By Ryan Nelsen, Matthew Bennett, and Mahogani Counts
LSU Manship School News Service
BATON ROUGE—Voters in most parishes supported the legalization of sports gambling last Nov. 3, but it may be 2022 by the time bettors are legally allowed to wager in Louisiana on football and other games.
With 55 of the 64 parishes voting in favor of the proposal, legislators will use this spring’s session to set tax rates and create a plan for betting on sporting events.
The Louisiana Gaming Control Board will then create a regulatory model for gamblers and bet takers to use. Mike Noel, the chairman of board, said he expects the rules to be similar to ones that the board recently approved for fantasy sports betting.
Noel said the State Police’s gaming enforcement division will begin taking applications from fantasy sports operators after the rules are published on Feb. 20.
In 2018, voters in 47 parishes approved betting on daily fantasy games in which users create virtual rosters of real athletes and hope they record better statistics than the groups assembled by other players. The gaming board decided last year that it would levy an 8% tax on
the net revenue from fantasy gambling to help fund early childhood education. Louisiana was one of only seven states that did not allow fantasy sports betting in 2020.
Louisianans eager to bet on real sports hope that legislators and the board will not take as long as long to create the rules for betting on real sports. Sen. Ronnie Johns, R- Lake Charles, sponsored the bill that legalized sports betting, and he expects lawmakers to have a plan before the Legislature gathers in April for a two-month session.
“I will assure you that we will have an agreement between all parties before the legislature in April with the final proposal,” Johns said. “There is absolutely a lot of discussion going on right now, among all parties involved.”
As Louisiana struggles to finance its operations given the economic effects of COVID-19, sports gambling could provide the state with extra revenue and jobs. While a legislative fiscal note written in 2018 estimated fantasy sports betting would generate $375,000 in tax money in the first year, sports gambling could create more.
One key decision will be whether to allow online gambling or limit betting to in-person gambling on casino grounds. If the legislators approve online gaming, the gaming board will have to set up geolocation borders, technology that would keep the apps from working in the nine parishes that did not approve the betting.
“I’ve personally looked at the mechanism of geofencing, and it’s a very safe way of regulating gaming and betting,” Johns said. “The technology has been proven in many other states.”
In the two-and-a-half years since the U.S. Supreme Court struck down a 1992 ruling against state-authorized sports gambling, 20 states have legalized sports betting. Louisiana and five other states have passed legislation and are working toward taking their first bet.
Several states have had trouble opening books and trying to find the sweet spot of private, tribal and state-run gambling networks to earn tax revenue. There are success stories like Pennsylvania, which has earned more than $99 million in tax money since November 2018, according to Play Pennsylvania.
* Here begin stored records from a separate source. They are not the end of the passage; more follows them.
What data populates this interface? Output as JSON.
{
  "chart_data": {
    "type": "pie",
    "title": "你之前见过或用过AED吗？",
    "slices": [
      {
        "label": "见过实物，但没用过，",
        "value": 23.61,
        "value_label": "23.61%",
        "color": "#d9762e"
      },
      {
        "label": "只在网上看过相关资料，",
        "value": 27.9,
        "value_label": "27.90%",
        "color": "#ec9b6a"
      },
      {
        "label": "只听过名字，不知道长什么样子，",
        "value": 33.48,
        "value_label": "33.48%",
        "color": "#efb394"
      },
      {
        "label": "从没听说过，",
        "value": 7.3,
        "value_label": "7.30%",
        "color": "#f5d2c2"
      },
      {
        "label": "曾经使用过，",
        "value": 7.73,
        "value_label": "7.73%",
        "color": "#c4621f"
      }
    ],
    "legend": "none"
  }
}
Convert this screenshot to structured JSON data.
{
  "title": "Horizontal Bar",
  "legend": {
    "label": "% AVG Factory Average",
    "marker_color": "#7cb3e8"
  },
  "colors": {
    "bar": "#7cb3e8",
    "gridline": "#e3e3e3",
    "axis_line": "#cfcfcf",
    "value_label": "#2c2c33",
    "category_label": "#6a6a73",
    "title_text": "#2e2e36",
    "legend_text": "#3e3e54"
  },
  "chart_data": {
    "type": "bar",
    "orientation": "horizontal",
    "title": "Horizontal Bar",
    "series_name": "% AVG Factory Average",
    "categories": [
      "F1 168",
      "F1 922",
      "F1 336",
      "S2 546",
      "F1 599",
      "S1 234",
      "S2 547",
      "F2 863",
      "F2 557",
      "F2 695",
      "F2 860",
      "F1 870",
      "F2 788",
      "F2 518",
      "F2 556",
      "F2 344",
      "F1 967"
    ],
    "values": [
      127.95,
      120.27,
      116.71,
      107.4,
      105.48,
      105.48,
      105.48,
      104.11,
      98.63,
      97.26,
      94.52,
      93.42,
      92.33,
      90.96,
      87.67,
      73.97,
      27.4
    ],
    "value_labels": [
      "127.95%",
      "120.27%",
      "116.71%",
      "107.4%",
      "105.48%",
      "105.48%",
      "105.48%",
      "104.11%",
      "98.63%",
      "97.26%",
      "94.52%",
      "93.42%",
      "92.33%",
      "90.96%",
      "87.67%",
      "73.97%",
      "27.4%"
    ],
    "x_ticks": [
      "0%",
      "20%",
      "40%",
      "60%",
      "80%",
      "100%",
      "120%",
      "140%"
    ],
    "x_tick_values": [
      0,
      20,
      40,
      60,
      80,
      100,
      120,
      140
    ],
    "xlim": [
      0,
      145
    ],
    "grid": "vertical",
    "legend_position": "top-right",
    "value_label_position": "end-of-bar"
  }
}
But states like Delaware have had more modest success. It opened three retail sportsbooks and made $8 million in tax revenue in 2020.
Mississippi, which passed in-person betting in 2018, took in over $5.25 million in 2020 by taxing sports bets. This occurred over a 10-month period as the state closed its casinos in the spring due to the spread of COVID-19. An attempt to expand to online gambling in Mississippi died in a legislative committee.
Mississippi taxes casinos 12% for operating a sports book, and 4% of the money goes to local governments. In 2020, Mississippi also saw increases in tourism in towns with casinos and a $50 million increase in total revenue at its coastal casinos from two years earlier.
Ten states have opened online gambling to multiple providers, the two most notable being DraftKings and FanDuel, which allow users to play fantasy games and place bets. In December, CQ Holdings, a company that partners with DraftKings at a casino in Illinois, reached an agreement to buy the Belle of Baton Rouge riverboat casino.
The early returns in other states have been mixed. The Oregon Lottery created a one-app system named Scoreboard, which allows bettors to place bets anywhere in the state. However, the app came at a steep initial cost. Matt Shelby, a representative for the Oregon Lottery, said the state is in the black after accruing over $20 million in tax revenue since October 2019.
While there is a way to go regarding specifications for Louisiana’s platforms for bettors, Sen. Johns said the Legislature knows that taxation will look a lot different than it does for the state lottery and casinos.
“We tax the 15 riverboat licenses and the land-based casinos a 21 percent tax,” Johns said. “Sports betting won’t be taxed at that rate. We have to be very careful in not overtaxing sports betting because, if you do so, you’re going to severely limit the number of entities around the state that would be willing to inject into the sports betting business.”
But for now, any Louisiana citizens who are looking to gamble on upcoming 2021 sporting events: no dice. The luck may be better in 2022.